熱交換器スケールの問題を解決するには

熱交換器スケールは水中に含まれるカルシウムやマグネシウム、シリカなどの無機塩類が内壁に付着したものです。透明な水中には無機塩類が含まれており、何度も水が蒸発を繰り返すと急速に濃縮されて熱交換器スケールとなって析出します。非常に硬いだけでなく水に溶けにくい性質があり削り落とすのは困難ですが、放置すると故障や性能低下の原因になるので早めに対処しなければなりません。急に故障や性能低下が起きると工場の生産ラインが停止し、決まっている納期に納品できなくなってしまう可能性があります。

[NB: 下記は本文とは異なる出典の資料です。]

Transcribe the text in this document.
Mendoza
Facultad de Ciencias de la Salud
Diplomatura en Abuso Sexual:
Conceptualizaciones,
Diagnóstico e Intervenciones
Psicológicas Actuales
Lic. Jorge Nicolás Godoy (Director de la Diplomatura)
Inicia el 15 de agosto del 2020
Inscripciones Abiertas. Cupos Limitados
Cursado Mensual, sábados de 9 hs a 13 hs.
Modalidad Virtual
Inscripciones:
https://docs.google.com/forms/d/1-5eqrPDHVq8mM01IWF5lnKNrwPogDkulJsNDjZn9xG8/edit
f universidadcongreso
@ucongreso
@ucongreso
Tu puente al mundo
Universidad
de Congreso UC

固着した熱交換器スケールを素早く取り除きたいのであれば、塩酸など強酸性の洗浄液を使うとよいでしょう。スケールの主成分である無機塩類は酸性に弱いため、塩酸などの洗浄液を使えば短時間で溶かすことができます。ただし強酸性の洗浄液は基本的に劇物に指定されており危険なだけでなく、金属を腐食させるので注意しなければなりません。塩酸などを使って熱交換器スケールの洗浄を行う場合には、ゴム手袋やゴーグルなどの保護具を着用し正しい濃度を守る必要があります。

また熱交換器の破損を防ぐため洗浄後には処理液を使い中和処理を行うことが大切です。市販の洗浄液には塩酸をベースとしており強酸性でありながら劇物ではなく、安全性が優れていて金属の腐食が少ないタイプも存在します。このタイプの洗浄液は生分解性を備えていて外部に排出されると微生物によって分解されるため、環境汚染の心配も不要です。素早く安全に熱交換器スケールを除去したいのであれば、このタイプの洗浄液を試すとよいでしょう。